In a greenhouse covered with a material 4 mm thick, it is only possible seasonal plant growing. The service life of the structure is limited in this case in late spring and summer. However, it is the most transparent and inexpensive polycarbonate. In such a room it is good to grow early vegetables, but it is not suitable for forcing seedlings.

The thin polycarbonate construction is a great option for those who don't plan on planting crops during the cold season.

You should not use the "four" to shelter the winter greenhouse, as it is not able to protect the room from the cold.

As for the thinner polycarbonate (3.5-3.8 mm), it is not classified as a structural material, so it is only suitable for vertical mounting.

Preparation for construction

It all starts with choosing a site for construction, which should be well lit and protected from drafts. In this case, it should be borne in mind that it is better to arrange the buildings in such a way that so that its ends look north and south.

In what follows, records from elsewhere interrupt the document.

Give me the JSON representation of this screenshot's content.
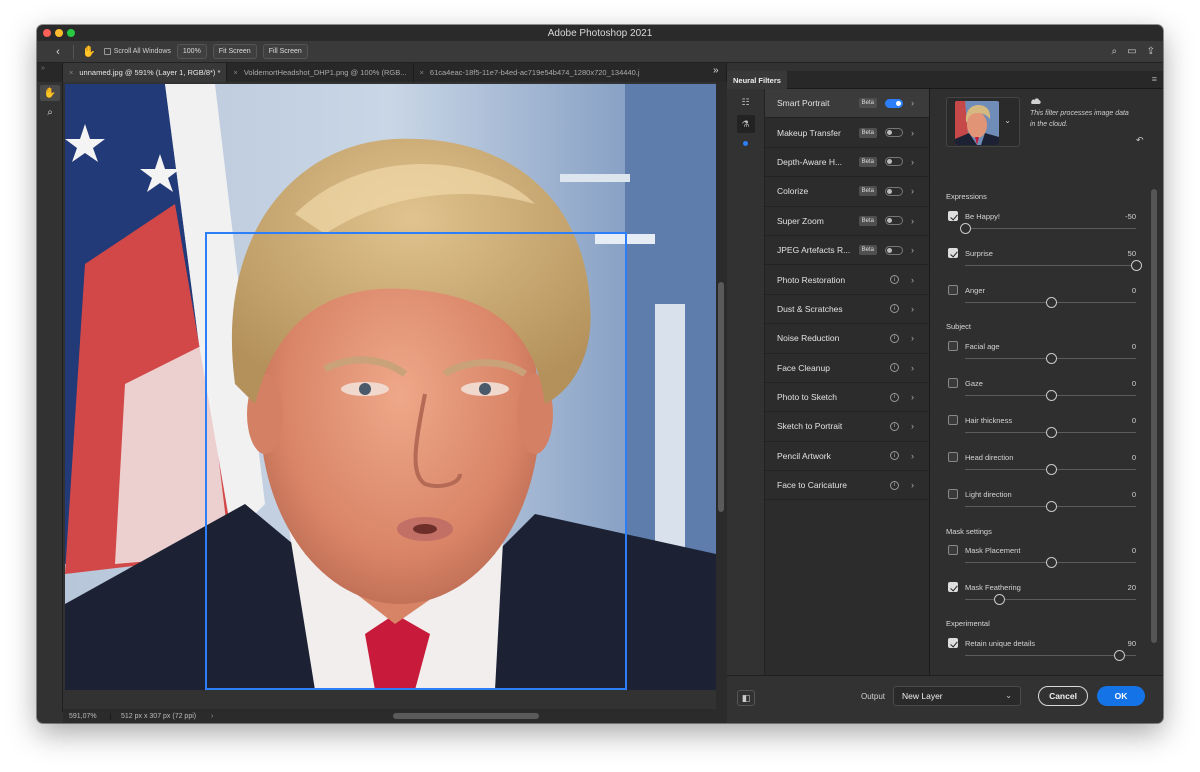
{
  "window": {
    "title": "Adobe Photoshop 2021"
  },
  "options_bar": {
    "scroll_all_label": "Scroll All Windows",
    "zoom_btn": "100%",
    "fit_screen_btn": "Fit Screen",
    "fill_screen_btn": "Fill Screen"
  },
  "tabs": [
    {
      "label": "unnamed.jpg @ 591% (Layer 1, RGB/8*) *",
      "active": true
    },
    {
      "label": "VoldemortHeadshot_DHP1.png @ 100% (RGB...",
      "active": false
    },
    {
      "label": "61ca4eac-18f5-11e7-b4ed-ac719e54b474_1280x720_134440.j",
      "active": false
    }
  ],
  "status": {
    "zoom": "591,07%",
    "dimensions": "512 px x 307 px (72 ppi)"
  },
  "neural_filters": {
    "panel_title": "Neural Filters",
    "filters": [
      {
        "name": "Smart Portrait",
        "beta": "Beta",
        "kind": "toggle",
        "on": true,
        "active": true
      },
      {
        "name": "Makeup Transfer",
        "beta": "Beta",
        "kind": "toggle",
        "on": false
      },
      {
        "name": "Depth-Aware H...",
        "beta": "Beta",
        "kind": "toggle",
        "on": false
      },
      {
        "name": "Colorize",
        "beta": "Beta",
        "kind": "toggle",
        "on": false
      },
      {
        "name": "Super Zoom",
        "beta": "Beta",
        "kind": "toggle",
        "on": false
      },
      {
        "name": "JPEG Artefacts R...",
        "beta": "Beta",
        "kind": "toggle",
        "on": false
      },
      {
        "name": "Photo Restoration",
        "kind": "info"
      },
      {
        "name": "Dust & Scratches",
        "kind": "info"
      },
      {
        "name": "Noise Reduction",
        "kind": "info"
      },
      {
        "name": "Face Cleanup",
        "kind": "info"
      },
      {
        "name": "Photo to Sketch",
        "kind": "info"
      },
      {
        "name": "Sketch to Portrait",
        "kind": "info"
      },
      {
        "name": "Pencil Artwork",
        "kind": "info"
      },
      {
        "name": "Face to Caricature",
        "kind": "info"
      }
    ],
    "cloud_note": "This filter processes image data in the cloud.",
    "sections": {
      "expressions": "Expressions",
      "subject": "Subject",
      "mask_settings": "Mask settings",
      "experimental": "Experimental"
    },
    "sliders": [
      {
        "label": "Be Happy!",
        "value": "-50",
        "checked": true,
        "pos": 0.0
      },
      {
        "label": "Surprise",
        "value": "50",
        "checked": true,
        "pos": 1.0
      },
      {
        "label": "Anger",
        "value": "0",
        "checked": false,
        "pos": 0.5
      },
      {
        "label": "Facial age",
        "value": "0",
        "checked": false,
        "pos": 0.5
      },
      {
        "label": "Gaze",
        "value": "0",
        "checked": false,
        "pos": 0.5
      },
      {
        "label": "Hair thickness",
        "value": "0",
        "checked": false,
        "pos": 0.5
      },
      {
        "label": "Head direction",
        "value": "0",
        "checked": false,
        "pos": 0.5
      },
      {
        "label": "Light direction",
        "value": "0",
        "checked": false,
        "pos": 0.5
      },
      {
        "label": "Mask Placement",
        "value": "0",
        "checked": false,
        "pos": 0.5
      },
      {
        "label": "Mask Feathering",
        "value": "20",
        "checked": true,
        "pos": 0.2
      },
      {
        "label": "Retain unique details",
        "value": "90",
        "checked": true,
        "pos": 0.9
      }
    ],
    "output_label": "Output",
    "output_value": "New Layer",
    "cancel": "Cancel",
    "ok": "OK"
  },
  "colors": {
    "accent": "#1473e6",
    "selection": "#2d7ff9"
  }
}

This will provide better lighting and natural heating of the room.

  • type of foundation;
  • type of construction (portable or stationary);
  • step size between bearing elements.

If planned building a winter greenhouse, then for such a structure it is important to have a solid foundation, which will provide the structure with reliable stability during heavy snowfalls.

For temporary construction a wooden base is quite suitable as a foundation. Below are more details about each type.

Types of foundations for a greenhouse

Beam base. As a material for the construction of such a foundation, a bar with a section of 120x120 mm is used.

Before laying the timber, shallow grooves (5-10 cm) should be dug under it, into which the roofing material is laid. It will protect the wood from ground moisture.

The advantage of such a foundation is the possibility of dismantling the structure with the onset of the winter season. The disadvantage is that after a few seasons, the timber will become unusable as a result of decay.

block foundation. It is a reinforced version, which is quite suitable for non-separable winter structures. The construction of this structure includes the following steps:

A pillow of gravel about 10 cm thick is laid on the leveled soil.

The stacked block is set exactly with the help of a level.

All other blocks are placed in the same way.

Upon completion of the installation, the joints between the blocks are sealed with mortar.

For a greenhouse foundation, hollow blocks are quite suitable, which, after installation, are filled with cement mortar.

Whatever goals the owner of the summer cottage pursues, whether it be seasonal or year-round cultivation of crops, the use of PVC pipes will allow significantly reduce construction time and save money.